The astronomers behind Monday's news stressed they were working at the limits of Hubble's capabilities and are not claiming to have proven that the plumes do exist. Rather, they are presenting new evidence. A few years ago, the Hubble space telescope also spotted what looked to be plumes of water vapor at Europa's south pole.

"Neither Hubble's cameras nor the instruments from other spacecraft are going to see actual evidence of life on the surface," Lenardic said.

The team used Hubble to observe Europa passing in front of Jupiter with the goal of looking for a silhouette of a potential atmosphere around the moon. On three out of 10 times that these observations were made, they noticed what could be plumes erupting.

So far, the observations suggest that the eruption of the plumes is highly variable, which might explain why they are not seen consistently.
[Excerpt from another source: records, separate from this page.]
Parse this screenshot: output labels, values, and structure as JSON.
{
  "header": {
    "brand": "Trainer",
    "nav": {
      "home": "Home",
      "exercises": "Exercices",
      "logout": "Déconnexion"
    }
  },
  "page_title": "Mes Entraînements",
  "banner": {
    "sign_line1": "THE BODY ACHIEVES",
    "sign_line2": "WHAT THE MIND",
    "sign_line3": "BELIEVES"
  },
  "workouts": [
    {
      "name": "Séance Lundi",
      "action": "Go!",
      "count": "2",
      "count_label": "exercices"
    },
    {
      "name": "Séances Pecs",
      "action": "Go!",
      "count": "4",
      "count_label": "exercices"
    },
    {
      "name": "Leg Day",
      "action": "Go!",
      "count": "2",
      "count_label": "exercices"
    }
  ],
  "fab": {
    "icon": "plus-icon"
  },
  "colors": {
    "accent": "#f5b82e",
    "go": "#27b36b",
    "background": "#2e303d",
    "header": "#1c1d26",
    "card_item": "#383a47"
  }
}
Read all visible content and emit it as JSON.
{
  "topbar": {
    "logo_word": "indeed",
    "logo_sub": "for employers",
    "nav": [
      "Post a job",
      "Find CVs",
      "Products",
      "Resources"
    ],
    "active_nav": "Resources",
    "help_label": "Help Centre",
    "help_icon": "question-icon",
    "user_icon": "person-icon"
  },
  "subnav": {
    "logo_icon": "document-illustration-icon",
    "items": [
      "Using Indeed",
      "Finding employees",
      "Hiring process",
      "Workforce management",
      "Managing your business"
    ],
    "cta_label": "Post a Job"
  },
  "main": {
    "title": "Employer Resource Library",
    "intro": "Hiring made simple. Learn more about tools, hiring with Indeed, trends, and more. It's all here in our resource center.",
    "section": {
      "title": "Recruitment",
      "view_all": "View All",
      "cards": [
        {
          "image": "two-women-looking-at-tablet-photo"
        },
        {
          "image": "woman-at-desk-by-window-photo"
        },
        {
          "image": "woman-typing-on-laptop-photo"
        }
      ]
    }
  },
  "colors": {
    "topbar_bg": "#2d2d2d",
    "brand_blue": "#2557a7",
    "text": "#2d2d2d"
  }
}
A paper detailing the new findings will be published in The Astrophysical Journal on Sept. 29, but a draft can be viewed here (PDF).

If confirmed, Europa would be the second world in our solar system to show off its own geysers. The Cassini spacecraft has actually flown through similar plumes at Saturn's own frozen moon, Enceladus.

For a few decades now, Europa has offered perhaps the most promise of potential for life beyond Earth in the solar system. In the 1990s the Galileo mission collected evidence that a hidden saltwater ocean beneath the moon's icy shell could be warmed by tidal heating and interacting with a rocky sea floor to provide the chemistry needed for life to emerge.

Europa has even crossed over from generating enthusiasm among the space nerd community to captivate a wider audience via one of the more realistic space sci-fi movies in recent years, "Europa Report."

Unlike the manned mission to Europa from that film, NASA is looking to send an unmanned mission to Jupiter that will make a number of flybys of Europa. This is probably a good plan of action considering Europa tends to get nuked often by Jupiter's radiation belt.